Receiver Antonio Callaway was a mess in his season debut Monday night as the Browns lost 31-3 to the 49ers.
Coach Freddie Kitchens plans to stick with him Sunday against the Seattle Seahawks.
“I definitely will,” he said Tuesday on a conference call.
Callaway, a fourth-round pick in 2018, was suspended for the first four games for violating the league’s drug policy and returned to practice Thursday. He had also missed the final three weeks of the preseason with a high ankle sprain.
Yet Kitchens rushed him back as the No. 3 receiver against the 49ers, playing him 21 snaps in the first half. Callaway was penalized for a false start and had zero catches in three targets, with two turning into Baker Mayfield interceptions. The critical one came on the goal line when Callaway turned a touchdown into a turnover by bobbling the pass into the air, where 49ers nickelback K’Waun Williams grabbed it.
“Everybody makes mistakes,” Mayfield said after the game. “We had total faith in him. There’s a reason he was out there tonight even after not playing the first four games. We trust him.
“The biggest thing is putting our arms around him and letting him know that every once in awhile that happens, but to be able to be a great team, we have to eliminate that and take advantage of our opportunities.”
Callaway, who was benched for the second half and replaced by Damion Ratley, had trouble lining up correctly and blamed it on switching from his normal X spot to the Z last week during practice.
“I had to learn a whole new position,” he said. “It was a little tough. I’m still a professional, so I’ve got to know.”
Kitchens downplayed the change.
“We move our receivers around a good bit,” he said. “I would say the same thing I said last night, I felt like Antonio was ready to play so we played him. He is one of our better players so when our players are healthy and they are eligible to play, they are going to play.
“In doing that, we move our receivers around. We have always moved our receivers around. Antonio will be better moving forward.”
Kitchens blamed himself for not putting Callaway in the best spot to succeed.
“I probably put him in a bad situation,” he said after the game. “I thought he was ready to go, but I put him in a bad situation.”
Letting No. 1 receiver Odell Beckham Jr. return a punt with the Browns trailing 28-3 midway through the fourth quarter was a head-scratching decision by Kitchens. He said he didn’t regret it, even after Beckham fumbled as he kept trying to reverse field.
“I would like to have better ball security, but no regrets on having him back there,” Kitchens said. “Contrary to popular belief, I think Odell kept fighting. He wanted to be out there fielding that punt because he thought he could make something happen to give us a spark.
“If he returned it for a touchdown, it would be the best move since I don’t know when, but it would have been a great move at that point. That was hindsight.”
Beckham hadn’t returned a punt this season.

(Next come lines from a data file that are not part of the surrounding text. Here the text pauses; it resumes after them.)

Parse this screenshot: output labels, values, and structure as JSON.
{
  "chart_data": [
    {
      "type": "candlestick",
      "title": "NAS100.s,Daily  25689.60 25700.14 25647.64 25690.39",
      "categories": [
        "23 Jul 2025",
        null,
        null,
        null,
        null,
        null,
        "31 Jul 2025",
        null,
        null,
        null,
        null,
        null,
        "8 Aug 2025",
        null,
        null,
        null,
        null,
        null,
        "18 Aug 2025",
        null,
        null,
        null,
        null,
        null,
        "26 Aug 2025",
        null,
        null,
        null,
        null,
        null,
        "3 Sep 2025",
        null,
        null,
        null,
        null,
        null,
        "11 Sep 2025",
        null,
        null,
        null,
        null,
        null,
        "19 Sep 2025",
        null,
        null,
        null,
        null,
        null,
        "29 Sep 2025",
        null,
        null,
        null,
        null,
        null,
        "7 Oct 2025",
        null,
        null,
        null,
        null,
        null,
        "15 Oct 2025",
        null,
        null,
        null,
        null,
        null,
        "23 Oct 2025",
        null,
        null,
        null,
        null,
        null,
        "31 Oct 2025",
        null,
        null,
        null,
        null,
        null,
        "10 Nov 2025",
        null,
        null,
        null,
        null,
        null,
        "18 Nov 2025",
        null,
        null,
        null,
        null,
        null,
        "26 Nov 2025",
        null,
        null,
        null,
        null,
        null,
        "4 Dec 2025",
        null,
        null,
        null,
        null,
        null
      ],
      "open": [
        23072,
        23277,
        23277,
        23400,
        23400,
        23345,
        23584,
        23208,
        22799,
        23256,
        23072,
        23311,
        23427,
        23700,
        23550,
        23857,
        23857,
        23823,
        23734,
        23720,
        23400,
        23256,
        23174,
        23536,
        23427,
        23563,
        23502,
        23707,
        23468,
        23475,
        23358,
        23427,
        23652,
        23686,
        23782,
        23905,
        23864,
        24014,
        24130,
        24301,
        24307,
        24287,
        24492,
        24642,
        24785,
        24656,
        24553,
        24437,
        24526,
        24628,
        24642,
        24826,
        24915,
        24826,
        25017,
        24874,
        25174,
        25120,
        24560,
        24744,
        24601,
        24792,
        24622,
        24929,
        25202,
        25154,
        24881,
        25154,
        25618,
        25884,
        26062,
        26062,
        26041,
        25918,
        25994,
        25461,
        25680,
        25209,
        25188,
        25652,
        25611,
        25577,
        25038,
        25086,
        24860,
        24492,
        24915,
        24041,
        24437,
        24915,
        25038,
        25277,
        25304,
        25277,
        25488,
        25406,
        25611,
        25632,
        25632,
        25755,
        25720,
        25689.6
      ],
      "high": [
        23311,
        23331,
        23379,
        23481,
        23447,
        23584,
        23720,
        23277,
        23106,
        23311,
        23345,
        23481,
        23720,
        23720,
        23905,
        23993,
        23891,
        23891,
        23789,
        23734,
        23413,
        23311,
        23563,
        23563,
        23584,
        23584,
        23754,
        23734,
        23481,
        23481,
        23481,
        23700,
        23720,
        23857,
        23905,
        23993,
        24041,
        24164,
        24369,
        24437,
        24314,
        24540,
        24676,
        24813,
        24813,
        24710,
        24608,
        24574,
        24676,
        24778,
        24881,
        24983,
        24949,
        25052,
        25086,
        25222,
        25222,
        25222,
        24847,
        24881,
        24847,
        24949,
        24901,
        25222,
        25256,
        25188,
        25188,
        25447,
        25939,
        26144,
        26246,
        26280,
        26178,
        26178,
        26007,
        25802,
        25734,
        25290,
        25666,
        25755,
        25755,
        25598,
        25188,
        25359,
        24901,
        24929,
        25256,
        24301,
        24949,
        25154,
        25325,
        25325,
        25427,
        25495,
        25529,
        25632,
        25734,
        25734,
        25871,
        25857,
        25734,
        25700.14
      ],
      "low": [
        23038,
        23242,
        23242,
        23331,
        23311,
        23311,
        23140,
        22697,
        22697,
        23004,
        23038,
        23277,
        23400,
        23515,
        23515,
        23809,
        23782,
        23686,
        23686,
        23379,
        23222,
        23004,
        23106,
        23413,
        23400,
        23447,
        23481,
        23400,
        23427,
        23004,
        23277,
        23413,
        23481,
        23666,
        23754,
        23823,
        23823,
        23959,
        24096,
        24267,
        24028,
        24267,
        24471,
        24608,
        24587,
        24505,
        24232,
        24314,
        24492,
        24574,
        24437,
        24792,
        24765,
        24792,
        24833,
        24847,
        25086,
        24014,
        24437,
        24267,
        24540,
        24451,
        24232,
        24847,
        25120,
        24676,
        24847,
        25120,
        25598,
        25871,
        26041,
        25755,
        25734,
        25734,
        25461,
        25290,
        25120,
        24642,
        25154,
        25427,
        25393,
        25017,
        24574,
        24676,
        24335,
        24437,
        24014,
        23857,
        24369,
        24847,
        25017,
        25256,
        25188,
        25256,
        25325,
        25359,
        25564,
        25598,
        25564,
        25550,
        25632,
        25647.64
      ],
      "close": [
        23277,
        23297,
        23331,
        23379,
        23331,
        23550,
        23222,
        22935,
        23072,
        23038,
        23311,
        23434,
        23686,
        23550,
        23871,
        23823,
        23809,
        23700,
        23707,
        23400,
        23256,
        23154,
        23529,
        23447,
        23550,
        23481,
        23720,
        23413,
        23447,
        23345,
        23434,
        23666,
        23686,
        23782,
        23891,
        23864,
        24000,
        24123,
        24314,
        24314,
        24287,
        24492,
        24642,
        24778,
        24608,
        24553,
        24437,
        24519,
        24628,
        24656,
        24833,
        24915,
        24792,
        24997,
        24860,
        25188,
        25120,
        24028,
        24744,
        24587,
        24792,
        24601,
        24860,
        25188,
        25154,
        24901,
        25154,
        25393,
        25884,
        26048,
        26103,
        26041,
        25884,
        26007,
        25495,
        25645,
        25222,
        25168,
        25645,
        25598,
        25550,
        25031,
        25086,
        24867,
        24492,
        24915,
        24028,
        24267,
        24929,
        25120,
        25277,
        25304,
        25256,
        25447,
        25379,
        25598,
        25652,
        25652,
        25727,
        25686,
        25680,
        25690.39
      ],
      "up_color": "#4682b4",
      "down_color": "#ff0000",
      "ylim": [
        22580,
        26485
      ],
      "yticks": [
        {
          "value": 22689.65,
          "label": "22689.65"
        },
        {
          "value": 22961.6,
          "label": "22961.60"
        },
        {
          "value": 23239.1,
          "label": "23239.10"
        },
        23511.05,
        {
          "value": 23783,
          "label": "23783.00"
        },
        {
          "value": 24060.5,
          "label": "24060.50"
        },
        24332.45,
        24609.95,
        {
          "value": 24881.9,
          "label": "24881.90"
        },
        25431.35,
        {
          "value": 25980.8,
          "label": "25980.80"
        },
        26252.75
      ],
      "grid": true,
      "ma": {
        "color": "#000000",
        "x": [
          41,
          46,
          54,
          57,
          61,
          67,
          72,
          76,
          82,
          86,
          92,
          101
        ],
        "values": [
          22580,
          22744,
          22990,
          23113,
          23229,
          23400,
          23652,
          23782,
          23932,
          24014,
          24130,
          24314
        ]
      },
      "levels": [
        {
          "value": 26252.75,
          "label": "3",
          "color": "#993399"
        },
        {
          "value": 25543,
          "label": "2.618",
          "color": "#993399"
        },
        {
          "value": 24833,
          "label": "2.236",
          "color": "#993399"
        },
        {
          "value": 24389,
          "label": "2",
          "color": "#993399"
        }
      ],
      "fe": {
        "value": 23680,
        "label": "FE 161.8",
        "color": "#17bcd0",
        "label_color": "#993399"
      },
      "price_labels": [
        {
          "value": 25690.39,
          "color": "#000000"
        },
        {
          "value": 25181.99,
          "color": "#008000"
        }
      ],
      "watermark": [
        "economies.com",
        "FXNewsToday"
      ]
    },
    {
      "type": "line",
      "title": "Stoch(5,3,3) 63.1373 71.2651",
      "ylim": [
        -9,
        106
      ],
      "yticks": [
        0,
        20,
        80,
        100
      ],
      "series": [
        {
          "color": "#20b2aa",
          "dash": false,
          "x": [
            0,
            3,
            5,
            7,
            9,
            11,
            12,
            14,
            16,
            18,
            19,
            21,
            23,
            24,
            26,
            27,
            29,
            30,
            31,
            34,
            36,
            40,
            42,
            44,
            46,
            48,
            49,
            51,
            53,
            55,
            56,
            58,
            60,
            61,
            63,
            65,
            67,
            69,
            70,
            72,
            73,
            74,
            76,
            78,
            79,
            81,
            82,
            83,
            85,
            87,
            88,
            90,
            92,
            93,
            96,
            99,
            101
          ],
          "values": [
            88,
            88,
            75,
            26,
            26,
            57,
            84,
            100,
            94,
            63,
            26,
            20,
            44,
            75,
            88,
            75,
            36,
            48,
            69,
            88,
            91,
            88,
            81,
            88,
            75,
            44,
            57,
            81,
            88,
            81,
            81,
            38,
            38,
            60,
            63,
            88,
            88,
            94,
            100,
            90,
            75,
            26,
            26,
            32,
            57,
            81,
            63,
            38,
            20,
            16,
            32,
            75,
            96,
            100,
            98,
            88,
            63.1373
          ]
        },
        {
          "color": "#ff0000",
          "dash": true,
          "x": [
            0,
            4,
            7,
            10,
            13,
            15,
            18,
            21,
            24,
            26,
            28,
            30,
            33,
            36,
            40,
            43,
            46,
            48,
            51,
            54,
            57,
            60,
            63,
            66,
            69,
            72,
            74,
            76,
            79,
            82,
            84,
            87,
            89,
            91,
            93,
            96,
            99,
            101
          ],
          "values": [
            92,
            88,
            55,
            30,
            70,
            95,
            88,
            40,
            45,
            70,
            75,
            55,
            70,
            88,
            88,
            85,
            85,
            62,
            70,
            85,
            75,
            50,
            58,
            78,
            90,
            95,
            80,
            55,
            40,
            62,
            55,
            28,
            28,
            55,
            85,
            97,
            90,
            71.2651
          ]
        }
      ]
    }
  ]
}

“In a game that seemed like it was already over, just trying to make a play,” he said after the game. “Anytime I can get the ball in my hand I felt like I just needed it, maybe I could give us some energy, some life, and I don’t think I’ve fumbled much in the NFL but it is what it is.”

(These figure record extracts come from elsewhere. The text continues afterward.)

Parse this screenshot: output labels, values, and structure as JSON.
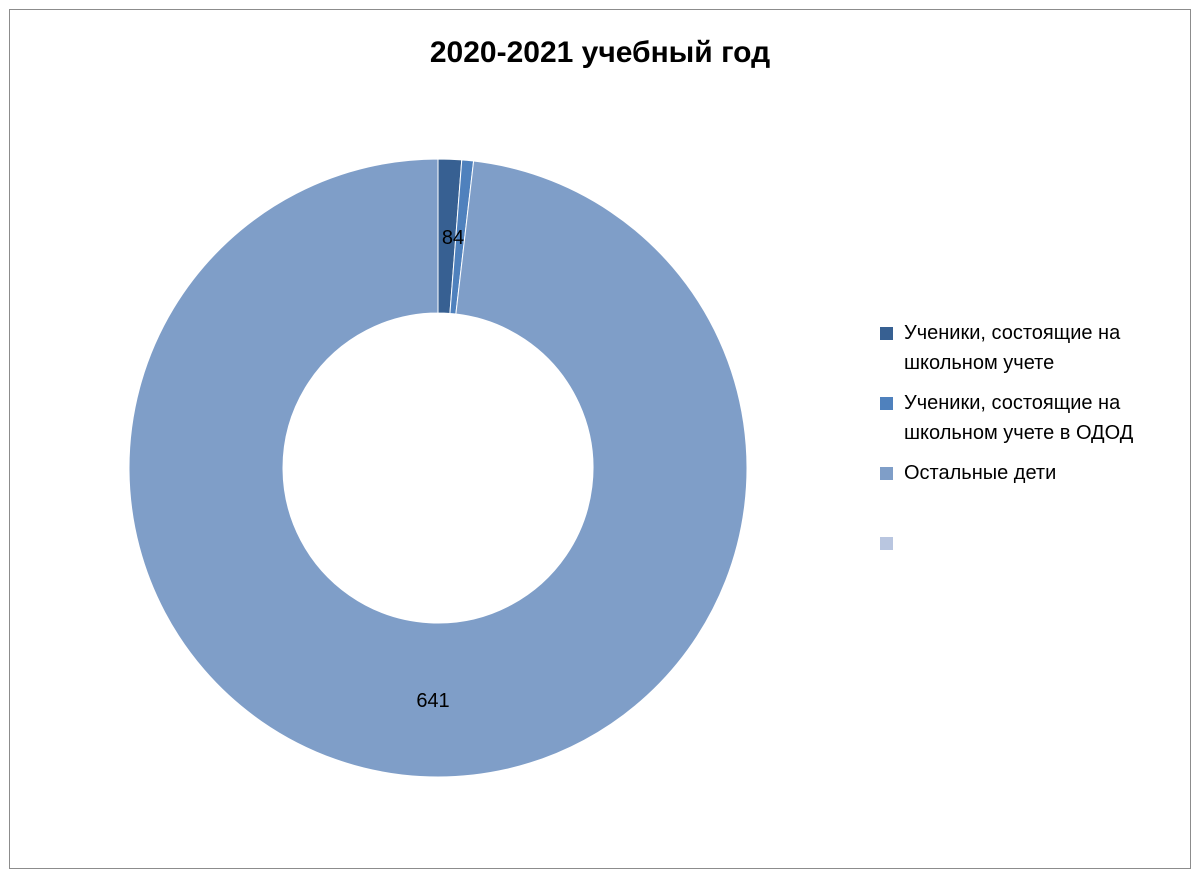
{
  "chart_data": {
    "type": "pie",
    "title": "2020-2021 учебный год",
    "categories": [
      "Ученики, состоящие на школьном учете",
      "Ученики, состоящие на школьном учете в ОДОД",
      "Остальные дети",
      ""
    ],
    "values": [
      8,
      4,
      641,
      0
    ],
    "data_labels": [
      "8",
      "4",
      "641",
      ""
    ],
    "colors": [
      "#376092",
      "#4f81bd",
      "#7f9ec8",
      "#b9c6e0"
    ],
    "style": "donut",
    "legend_position": "right"
  }
}
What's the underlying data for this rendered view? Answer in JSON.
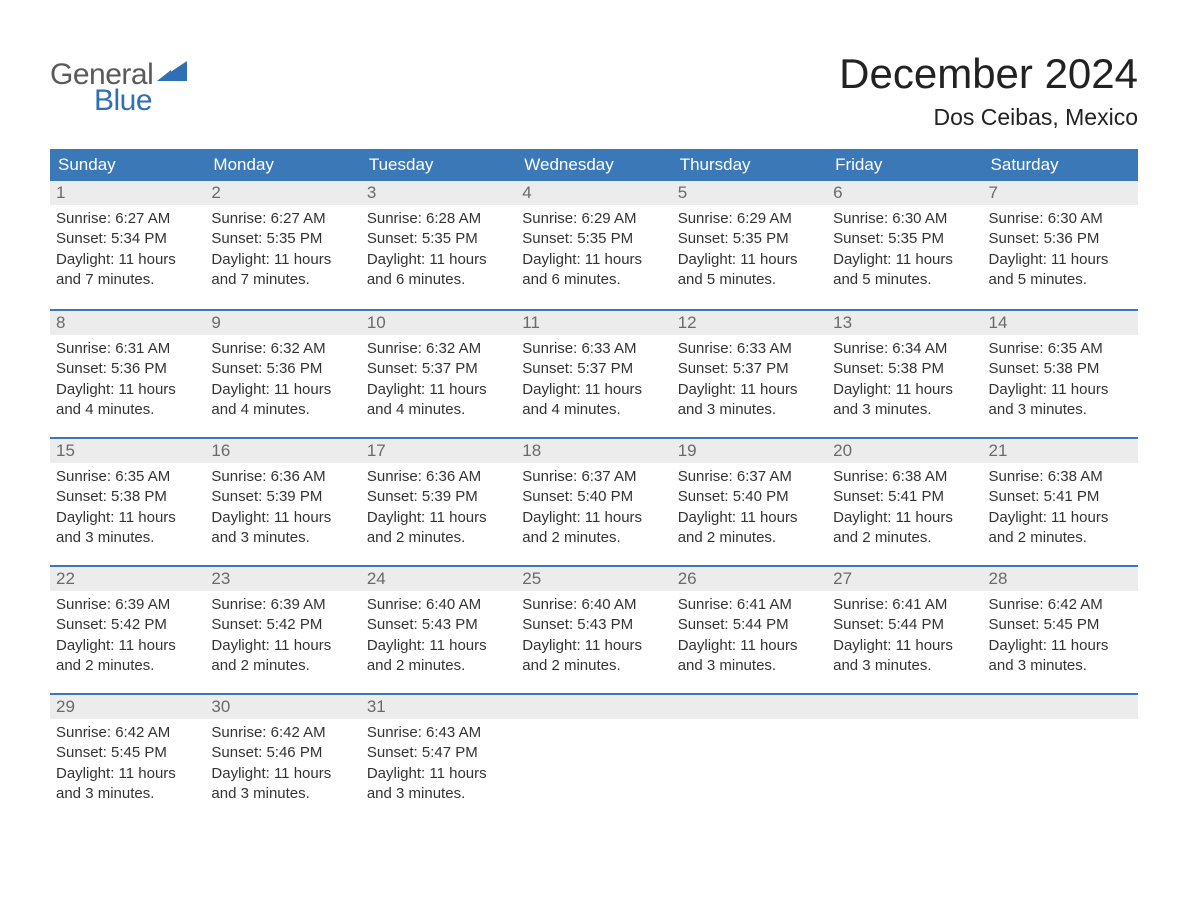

The offensive line couldn’t protect Mayfield against a 49ers defensive line led by rookie end Nick Bosa, who had two sacks, a forced fumble and a fumble recovery. The line has been widely criticized throughout the year, with many fans hoping general manager John Dorsey can trade for Washington left tackle Trent Williams, who’s holding out.

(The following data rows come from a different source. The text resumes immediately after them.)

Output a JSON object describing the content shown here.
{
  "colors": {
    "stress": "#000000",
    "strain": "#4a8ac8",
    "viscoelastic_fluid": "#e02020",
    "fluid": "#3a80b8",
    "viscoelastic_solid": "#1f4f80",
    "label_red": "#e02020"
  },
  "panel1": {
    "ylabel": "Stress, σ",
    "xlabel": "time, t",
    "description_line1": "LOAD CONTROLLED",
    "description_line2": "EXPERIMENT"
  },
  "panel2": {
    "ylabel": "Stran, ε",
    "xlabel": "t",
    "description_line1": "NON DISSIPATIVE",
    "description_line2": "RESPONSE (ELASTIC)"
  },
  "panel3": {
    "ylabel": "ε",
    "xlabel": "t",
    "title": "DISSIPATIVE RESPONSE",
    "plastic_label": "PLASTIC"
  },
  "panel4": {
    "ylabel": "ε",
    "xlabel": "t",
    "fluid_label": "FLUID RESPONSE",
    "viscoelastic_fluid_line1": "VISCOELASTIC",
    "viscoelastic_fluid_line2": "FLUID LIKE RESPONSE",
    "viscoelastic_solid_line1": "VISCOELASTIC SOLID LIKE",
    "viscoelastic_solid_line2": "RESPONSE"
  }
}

Washington insists it won’t trade him, but Kitchens was asked if the Browns would benefit from adding a lineman.
“I do not make those decisions. John makes those decisions, and that is something that you should probably ask him,” he said. “My job is to get the guys that we have to play good. I think everybody can do a better job of doing their job and then let everything lay where it lays. We just need to take the guys that we have, play better, coach better and get different results than we got last night.”
Kitchens said he and Dorsey do an excellent job communicating about potential transactions.
IN OVER HIS HEAD?
Kitchens is 2-3, with two blowout losses, in his first time as a head coach and was asked if he’s experienced a steep learning curve facing coaches with more experience.
“No, I would not say that at all,” he said. “I think you get into the situation, it is about the result and the narrative changes from the different results that you have.
“That is the easy thing to say. Just look at the tape.”
Mayfield had his leg and shoulder wrapped following the game, according to reports, but Kitchens doesn’t expect the injuries to linger.
“I am sure he was bumped and bruised,” Kitchens said of Mayfield, who was sacked four times. “He got hit more than I would like him to get hit, but he will be fine.”
Kitchens said he didn’t think anyone else suffered a “significant” injury.